ROME — A former top government aide in Malta who was investigated by a journalist later killed by a car bomb has been arraigned in a Maltese court on charges of money-laundering, fraud and corruption.
Keith Schembri, who was chief of staff to Prime Minister Joseph Muscat, entered a not-guilty plea to the charges, which stem from an investigation of alleged financial crimes going back years.
Schembri, for years one of Malta’s more politically influential figures, was denied bail and jailed after Saturday’s arraignment. Also arraigned were 10 other defendants.
Maltese government officials on Sunday confirmed the development in the case, widely reported by Maltese media. Schembri resigned from his job in 2019. Muscat himself resigned shortly after.
Maltese investigative journalist Daphne Caruana Galizia implicated Schembri in cases of alleged corruption before she was killed in Malta in 2017.
Schembri stepped down from his government post after media reports linked him and two then-ministers to the probe of the bombing.
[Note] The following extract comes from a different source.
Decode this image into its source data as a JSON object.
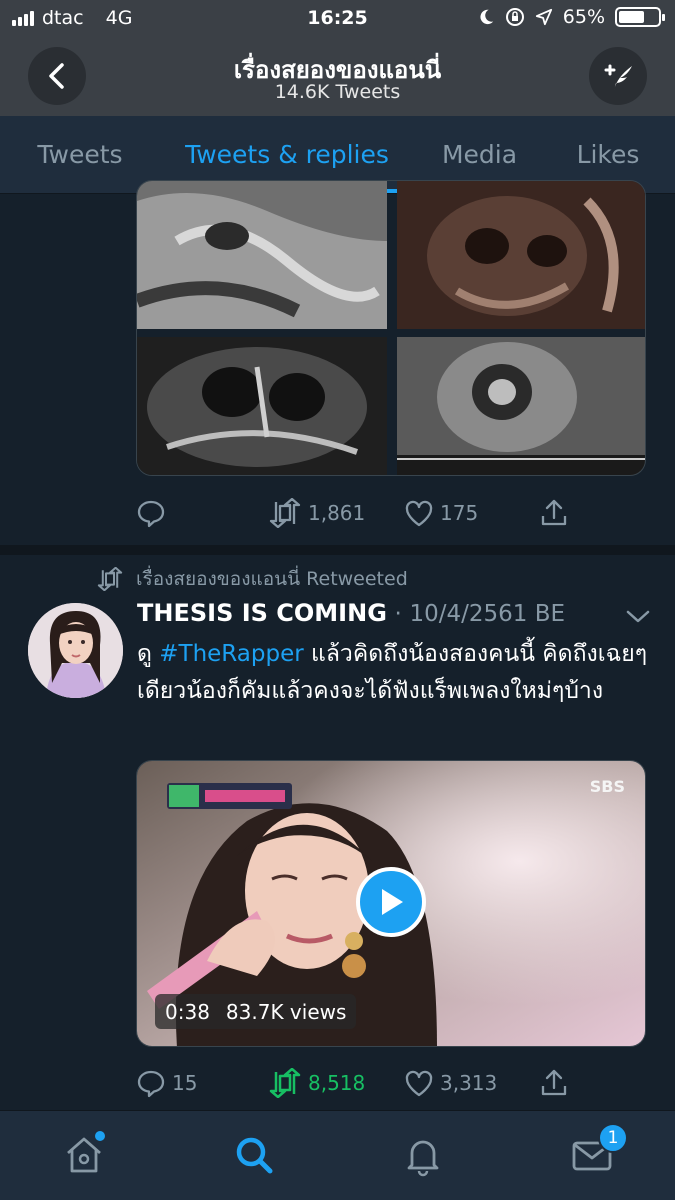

Schembri and the former ministers have denied any wrongdoing.
One of the late journalist’s sons, Paul Caruana Galizia, in a tweet called Schembri’s arraignment “just extraordinary.” He added that the defendant for years had “accused my mother of using forged documents to implicate him in corruption cases.”
In her blog, the journalist wrote boldly about corruption and investigated the financial affairs of Maltese politicians and business figures. Caruana Galizia had written that corruption was rife in Malta’s business and political circles. She had reported receiving threats shortly before she was slain.
The Daphne Caruana Galizia Foundation, a non-profit organization which, in its words, fights “for justice and truth,” said: “Prosecuting Schembri today brings us a step closer to a Malta where no one is above the law,” — adding that ”is the country Daphne fought for.”
Investigation of Schembri grew in part out of a request for inquiry by a political opposition leader, Simon Busuttil, in 2017. Busuttil had alleged deliberate inaction by Maltese police.
But the arraignment also stemmed from a separate inquiry by magistrates into claims of alleged kickbacks from the sale of passports involving Schembri and his financial advisors, Maltese media said.
Malta’s loose financial and banking rules combined to make the Mediterranean island nation an attractive place for money launderers. Part of the 2016 leaks of the so-called Panama Papers alleged that offshore financial structures had been set up for Schembri and others.
Muscat’s successor, Prime Minister Robert Abela, was asked on a TV program in Malta on Sunday about whether the Muscat government’s defense of Schembri at the time reflected the national interest.
Abela sidestepped the question, replying “I can only answer for what I did,” the Malta Independent quoted the current leader as saying.
Last month, one of three men accused in the bombing that killed Caruana Galizia as she drove near her home on the island nation changed his plea to guilty and was sentenced to 15 years in prison. He had been accused of detonating the bomb.
Two co-defendants accused of detonating the bomb have kept their not-guilty pleas, and separate court proceedings against them are continuing.
In 2019, 10 days after he was arrested while sailing from Malta on his yacht, a Maltese hotelier was charged with being an accomplice to causing the blast.
The killing triggered international calls, including from within the European Union, for accountability.